On souhaite obtenir une réponse de principe de l'Iran qui n'a pas l'air de vouloir la donner. L’Iran ne dira jamais oui sans dire non. Tout en insistant sur le caractère pacifique de son programme nucléaire, Téhéran cherche à se doter du cycle nucléaire complet pour pouvoir enrichir de l’uranium et recycler le combustible nucléaire usé sur son territoire. Seule la volonté politique sépare ce niveau de technologies nucléaires de la création d’une bombe.

La proposition russe de mettre en place une coentreprise russo-iranienne d’enrichissement d’uranium et de recyclage du combustible nucléaire pourrait disculper le programme nucléaire iranien aux yeux de l’Occident et des États-Unis.

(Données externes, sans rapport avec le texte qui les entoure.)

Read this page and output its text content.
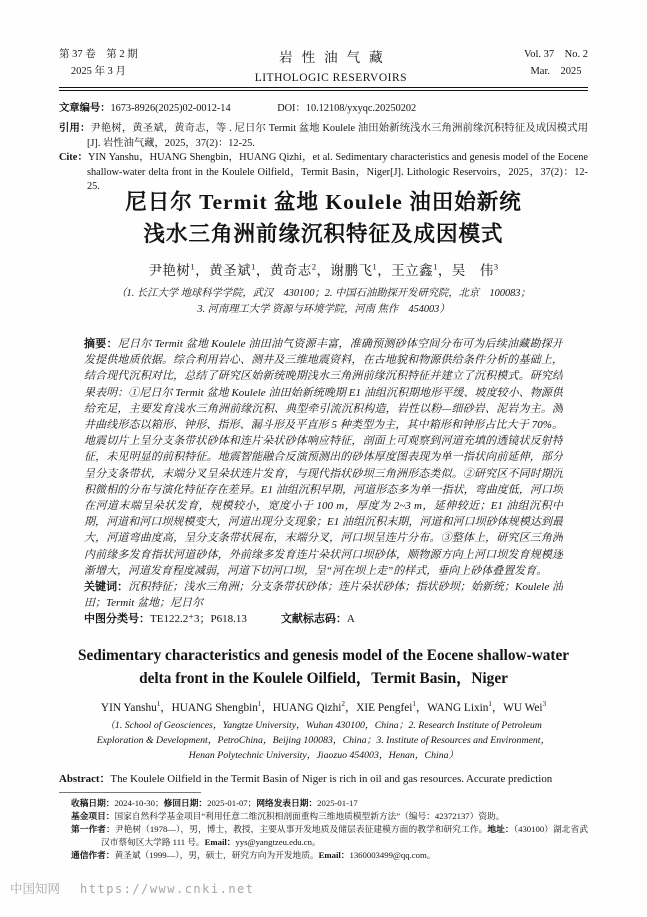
第 37 卷　第 2 期
2025 年 3 月
岩性油气藏
LITHOLOGIC RESERVOIRS
Vol. 37　No. 2
Mar.　2025
文章编号：1673-8926(2025)02-0012-14	DOI：10.12108/yxyqc.20250202

引用：尹艳树，黄圣斌，黄奇志，等 . 尼日尔 Termit 盆地 Koulele 油田始新统浅水三角洲前缘沉积特征及成因模式用[J]. 岩性油气藏，2025，37(2)：12-25.

Cite：YIN Yanshu，HUANG Shengbin，HUANG Qizhi，et al. Sedimentary characteristics and genesis model of the Eocene shallow-water delta front in the Koulele Oilfield，Termit Basin，Niger[J]. Lithologic Reservoirs，2025，37(2)：12-25.

尼日尔 Termit 盆地 Koulele 油田始新统
浅水三角洲前缘沉积特征及成因模式
尹艳树$^1$，黄圣斌$^1$，黄奇志$^2$，谢鹏飞$^1$，王立鑫$^1$，吴　伟$^3$
（1. 长江大学 地球科学学院，武汉　430100；2. 中国石油勘探开发研究院，北京　100083；
3. 河南理工大学 资源与环境学院，河南 焦作　454003）

摘要：尼日尔 Termit 盆地 Koulele 油田油气资源丰富，准确预测砂体空间分布可为后续油藏勘探开发提供地质依据。综合利用岩心、测井及三维地震资料，在古地貌和物源供给条件分析的基础上，结合现代沉积对比，总结了研究区始新统晚期浅水三角洲前缘沉积特征并建立了沉积模式。研究结果表明：①尼日尔 Termit 盆地 Koulele 油田始新统晚期 E1 油组沉积期地形平缓、坡度较小、物源供给充足，主要发育浅水三角洲前缘沉积、典型牵引流沉积构造，岩性以粉—细砂岩、泥岩为主。测井曲线形态以箱形、钟形、指形、漏斗形及平直形 5 种类型为主，其中箱形和钟形占比大于 70%。地震切片上呈分支条带状砂体和连片朵状砂体响应特征，剖面上可观察到河道充填的透镜状反射特征，未见明显的前积特征。地震智能融合反演预测出的砂体厚度图表现为单一指状向前延伸，部分呈分支条带状，末端分叉呈朵状连片发育，与现代指状砂坝三角洲形态类似。②研究区不同时期沉积微相的分布与演化特征存在差异。E1 油组沉积早期，河道形态多为单一指状，弯曲度低，河口坝在河道末端呈朵状发育，规模较小，宽度小于 100 m，厚度为 2~3 m，延伸较近；E1 油组沉积中期，河道和河口坝规模变大，河道出现分支现象；E1 油组沉积末期，河道和河口坝砂体规模达到最大，河道弯曲度高，呈分支条带状展布，末端分叉，河口坝呈连片分布。③整体上，研究区三角洲内前缘多发育指状河道砂体，外前缘多发育连片朵状河口坝砂体，顺物源方向上河口坝发育规模逐渐增大，河道发育程度减弱，河道下切河口坝，呈“河在坝上走”的样式，垂向上砂体叠置发育。

关键词：沉积特征；浅水三角洲；分支条带状砂体；连片朵状砂体；指状砂坝；始新统；Koulele 油田；Termit 盆地；尼日尔

中图分类号：TE122.2⁺3；P618.13	文献标志码：A

Sedimentary characteristics and genesis model of the Eocene shallow-water
delta front in the Koulele Oilfield，Termit Basin，Niger
YIN Yanshu$^1$，HUANG Shengbin$^1$，HUANG Qizhi$^2$，XIE Pengfei$^1$，WANG Lixin$^1$，WU Wei$^3$
（1. School of Geosciences，Yangtze University，Wuhan 430100，China；2. Research Institute of Petroleum
Exploration & Development，PetroChina，Beijing 100083，China；3. Institute of Resources and Environment，
Henan Polytechnic University，Jiaozuo 454003，Henan，China）
Abstract：The Koulele Oilfield in the Termit Basin of Niger is rich in oil and gas resources. Accurate prediction

收稿日期：2024-10-30；修回日期：2025-01-07；网络发表日期：2025-01-17

基金项目：国家自然科学基金项目“利用任意二维沉积相剖面重构三维地质模型新方法”（编号：42372137）资助。

第一作者：尹艳树（1978—），男，博士，教授，主要从事开发地质及储层表征建模方面的教学和研究工作。地址：（430100）湖北省武汉市蔡甸区大学路 111 号。Email：yys@yangtzeu.edu.cn。

通信作者：黄圣斌（1999—），男，硕士，研究方向为开发地质。Email：1360003499@qq.com。

中国知网 https://www.cnki.net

Mais cela serait possible uniquement si Téhéran renonçait au développement du cycle nucléaire complet et se contentait de l’uranium enrichi à l’étranger, en l’occurrence en Russie. Mais l’Iran ne paraît pas seulement être loin de vouloir dissiper les doutes de l’Occident concernant son programme nucléaire, il semble qu'il ne le fera jamais. Dans le même temps, Téhéran ignore la position de Moscou et sa préoccupation face à la situation autour du programme nucléaire iranien. Les visions iranienne et russe des négociations tenues à Moscou sont différentes.

La Russie plaçait de grands espoirs dans ces négociations [1]. Le ministre russe des Affaires étrangères Sergueï Lavrov a déclaré lundi, au premier jour des négociations, que la Russie chercherait à sortir le problème nucléaire iranien de l’impasse et à empêcher la dégradation de la situation vers un conflit armé. Il l’avait promis au président russe au cours d’une rencontre de M.Poutine avec les membres du gouvernement. Il semble que les entretiens n’aient pas levé la préoccupation de Moscou à propos du dossier nucléaire iranien.

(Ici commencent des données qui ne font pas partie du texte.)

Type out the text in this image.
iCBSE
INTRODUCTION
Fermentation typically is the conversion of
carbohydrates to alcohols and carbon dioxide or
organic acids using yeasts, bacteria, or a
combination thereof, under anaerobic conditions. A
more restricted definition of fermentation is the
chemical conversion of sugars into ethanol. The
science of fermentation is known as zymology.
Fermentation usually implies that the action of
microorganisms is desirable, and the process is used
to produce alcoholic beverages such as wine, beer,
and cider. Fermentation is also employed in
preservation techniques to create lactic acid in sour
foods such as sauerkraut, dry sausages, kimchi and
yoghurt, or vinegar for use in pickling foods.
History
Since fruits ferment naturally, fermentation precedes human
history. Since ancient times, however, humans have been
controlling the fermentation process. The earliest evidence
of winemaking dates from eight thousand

Commentant sa prochaine visite en Iran, le chef de l’Agence russe de l’Énergie atomique (Rosatom) Sergueï Kirienko a déclaré que les deux pays poursuivraient leurs négociations sur la création d’une coentreprise d’enrichissement d’uranium en Russie et que la Russie faisait "tout son possible pour donner [à l’Iran] la possibilité de sortir de sa situation difficile par des moyens pacifiques et constructifs".

Dans le même temps, Téhéran a qualifié de positives et de constructives les négociations menées à Moscou. Le fait que les deux parties aient conclu que le renvoi du dossier iranien devant le Conseil de sécurité de l'ONU ne serait pas une « démarche constructive » et que la situation autour du programme nucléaire iranien devait être normalisée dans le cadre de l’AIEA est le principal résultat des négociations, a déclaré mardi le sous-secrétaire du Conseil suprême de sécurité nationale d’Iran, Ali Hosseini-Tach, chef de la délégation.

Téhéran souhaite que la Russie vienne lui tirer les marrons du feu, alors que Moscou considère déjà la position iranienne d’un œil plus critique, prêtant l’oreille aux appels de l’Occident. Le président du comité parlementaire russe pour les affaires internationales Constantin Kossatchev estime que l’Iran ne manifeste pas assez de bonne volonté pour régler la situation autour de son dossier nucléaire et que les efforts russes ne sont pas suffisants. « Le tango se danse à deux. Nous ne sommes pas pris en otages, mais nous dépendons de la bonne volonté de Téhéran qui malheureusement n'en manifeste pas assez. »

Le parlementaire craint également que la situation évolue selon le scénario nord-coréen, « que l’Iran se replie sur lui-même, se retire du Traité de non-prolifération (TNP) et arrête de collaborer avec l’AIEA ». « Je considère que la communauté internationale y perdra et il faut profiter de cette chance tant qu'elle existe. C'est ce que la Russie est en train de faire », a noté le parlementaire sans reconnaître l’évidence - la Russie continue de danser le « tango iranien » seule et les négociations russo-iraniennes de Moscou l’ont démontré.